Friday 3 September 2010

Done and done

n'kay, I just signed up for a gym class. Not just any class. Zumba class. It's a teaser promotion where you get 8 classes for a mere nothing (well, just about, I reckon).WeHEY!
It SHOULD be fun, given I love to dance (and lack the opportunities for a really good dance session since...oh, far too long...) and I have a memory of the last time I used to get in a weekly dance sesh and had a size 8 figure, a mere D Cup (I could wear TRIANGLE bikini tops and not look like I was soliciting!) and, oh, 15% body fat, or some such ridiculous stat like that. That is SO gonna happen with these 8 classes, I can feel it! Ahem, yup, shuddup. At least I'll enjoy myself one morning a week after leaving children-folk in capable hands (separate, capable hands - not wanting to burn child-minding bridges just yet).

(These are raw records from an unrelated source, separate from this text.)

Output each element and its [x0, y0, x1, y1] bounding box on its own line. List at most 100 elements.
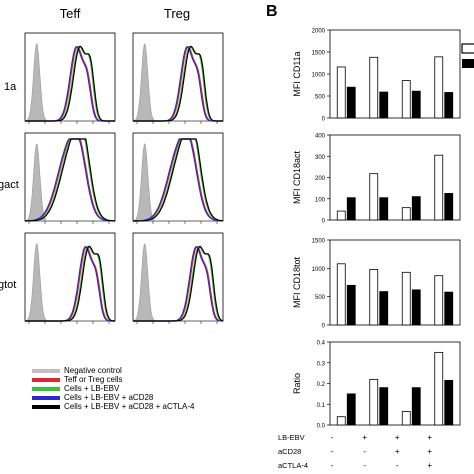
- bar: [346, 197, 356, 221]
- bar: [369, 269, 379, 326]
- bar: [444, 379, 454, 426]
- legend-label: Cells + LB-EBV + aCD28 + aCTLA-4: [64, 402, 195, 411]
- category-mark: +: [427, 433, 432, 442]
- row-label-cd18act-prefix: g: [0, 179, 4, 191]
- y-axis-label: MFI CD18act: [292, 150, 302, 204]
- category-mark: -: [396, 461, 399, 470]
- category-mark: +: [427, 461, 432, 470]
- cat-label-acd28: aCD28: [278, 447, 301, 456]
- y-tick-label: 0.1: [317, 403, 326, 409]
- bar: [401, 80, 411, 119]
- legend-item: Teff or Treg cells: [32, 375, 123, 384]
- bar: [379, 197, 389, 221]
- histogram-panels: [24, 32, 224, 324]
- cat-label-lbebv: LB-EBV: [278, 433, 305, 442]
- histogram-panel: [24, 32, 116, 124]
- legend-item: Cells + LB-EBV: [32, 384, 119, 393]
- bar: [346, 393, 356, 426]
- y-tick-label: 0.0: [317, 424, 326, 430]
- bar-charts: 0 500 1000 1500 2000 MFI CD11a 0 100 200 300 400 MF…: [292, 29, 461, 430]
- histogram-negative-control: [24, 243, 115, 322]
- bar: [411, 90, 421, 119]
- y-axis-label: MFI CD18tot: [292, 256, 302, 308]
- histogram-panel: [132, 232, 224, 324]
- col-header-treg: Treg: [164, 6, 190, 21]
- y-tick-label: 1000: [312, 73, 326, 79]
- histogram-negative-control: [132, 143, 223, 222]
- bar: [434, 56, 444, 119]
- legend-color-swatch: [32, 386, 60, 391]
- bar-chart: 0.0 0.1 0.2 0.3 0.4 Ratio: [292, 341, 461, 430]
- histogram-panel: [132, 32, 224, 124]
- y-tick-label: 0: [322, 219, 326, 225]
- y-tick-label: 400: [315, 134, 326, 140]
- histogram-curve: [25, 245, 116, 322]
- bar: [444, 193, 454, 221]
- bar: [444, 92, 454, 119]
- bar: [401, 271, 411, 326]
- y-tick-label: 1000: [312, 267, 326, 273]
- bar: [444, 291, 454, 326]
- row-label-cd18tot-text: tot: [4, 279, 16, 291]
- y-tick-label: 200: [315, 176, 326, 182]
- histogram-curve: [25, 138, 116, 222]
- col-header-teff: Teff: [60, 6, 81, 21]
- y-tick-label: 0.4: [317, 341, 326, 347]
- y-tick-label: 500: [315, 95, 326, 101]
- histogram-curve: [133, 138, 223, 222]
- bar: [434, 351, 444, 426]
- y-tick-label: 500: [315, 295, 326, 301]
- row-label-cd18act: gact: [0, 179, 19, 191]
- bar: [434, 154, 444, 221]
- legend-label: Cells + LB-EBV: [64, 384, 120, 393]
- y-axis-label: MFI CD11a: [292, 51, 302, 96]
- category-mark: -: [363, 447, 366, 456]
- category-table: LB-EBV aCD28 aCTLA-4 - + + + - - + + - - - +: [278, 433, 432, 470]
- histogram-panel: [24, 132, 116, 224]
- bar: [346, 284, 356, 326]
- y-tick-label: 1500: [312, 239, 326, 245]
- bar: [336, 210, 346, 221]
- category-mark: -: [331, 461, 334, 470]
- bar: [411, 196, 421, 221]
- category-mark: +: [362, 433, 367, 442]
- y-tick-label: 1500: [312, 51, 326, 57]
- bar: [336, 66, 346, 119]
- bar: [411, 289, 421, 326]
- bar: [336, 263, 346, 326]
- row-label-cd18act-text: act: [4, 179, 19, 191]
- legend-label: Teff or Treg cells: [64, 375, 123, 384]
- bar: [411, 387, 421, 426]
- y-axis-label: Ratio: [292, 373, 302, 394]
- category-mark: +: [395, 433, 400, 442]
- bar: [434, 275, 444, 326]
- bar: [336, 416, 346, 426]
- row-label-cd18tot-prefix: g: [0, 279, 4, 291]
- bar-chart: 0 500 1000 1500 MFI CD18tot: [292, 239, 461, 330]
- histogram-curve: [25, 138, 115, 222]
- category-mark: -: [331, 433, 334, 442]
- histogram-curve: [133, 245, 224, 322]
- bar: [369, 56, 379, 119]
- cat-label-actla4: aCTLA-4: [278, 461, 308, 470]
- y-tick-label: 0: [322, 117, 326, 123]
- category-mark: -: [363, 461, 366, 470]
- histogram-negative-control: [24, 143, 115, 222]
- bar: [346, 86, 356, 119]
- histogram-panel: [24, 232, 116, 324]
- bar: [369, 173, 379, 221]
- y-tick-label: 300: [315, 155, 326, 161]
- legend-color-swatch: [32, 368, 60, 373]
- legend-filled-swatch: [462, 59, 474, 68]
- y-tick-label: 0: [322, 324, 326, 330]
- histogram-curve: [133, 138, 224, 222]
- histogram-panel: [132, 132, 224, 224]
- y-tick-label: 0.2: [317, 382, 326, 388]
- row-label-cd11a: 1a: [4, 81, 17, 93]
- legend-open-swatch: [461, 43, 474, 54]
- bar: [379, 387, 389, 426]
- histogram-curve: [133, 45, 223, 122]
- bar: [369, 378, 379, 426]
- legend-item: Cells + LB-EBV + aCD28 + aCTLA-4: [32, 402, 195, 411]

The other 'done' is my assignment. It's not fantastic, not even sure it addresses the criteria. But my head has been feeling like a ship banging up against a wharf with no buffers attached to it (come on, sailor-types - what ARE those things called? I never did learn their names in all my childhood watching my dad's ship come into port...) with this lurgy that I've had since last week. However, I have headings, I have references, I have INTEREST in the subject matter (and the subject matter says that engagement is a key ingredient to well being, and I'm all for that well being lark), I have a medical certificate for lateness AND...I have reached the word limit, so that works well for me to signify 'completion of task'.
But, wait! It's not 2am yet! What will my well being do with all this extra sleep? Dream about wearing favourite jeans, rocking a six pack and reliving my days of Joy at the Metro (pleeeeeeeeeease, someone remember what I'm referring to and have mercy on my antiquity!), for those were days of sweaty, hot-panted, platform-booted wholesomeness. Can't wait for Zumba!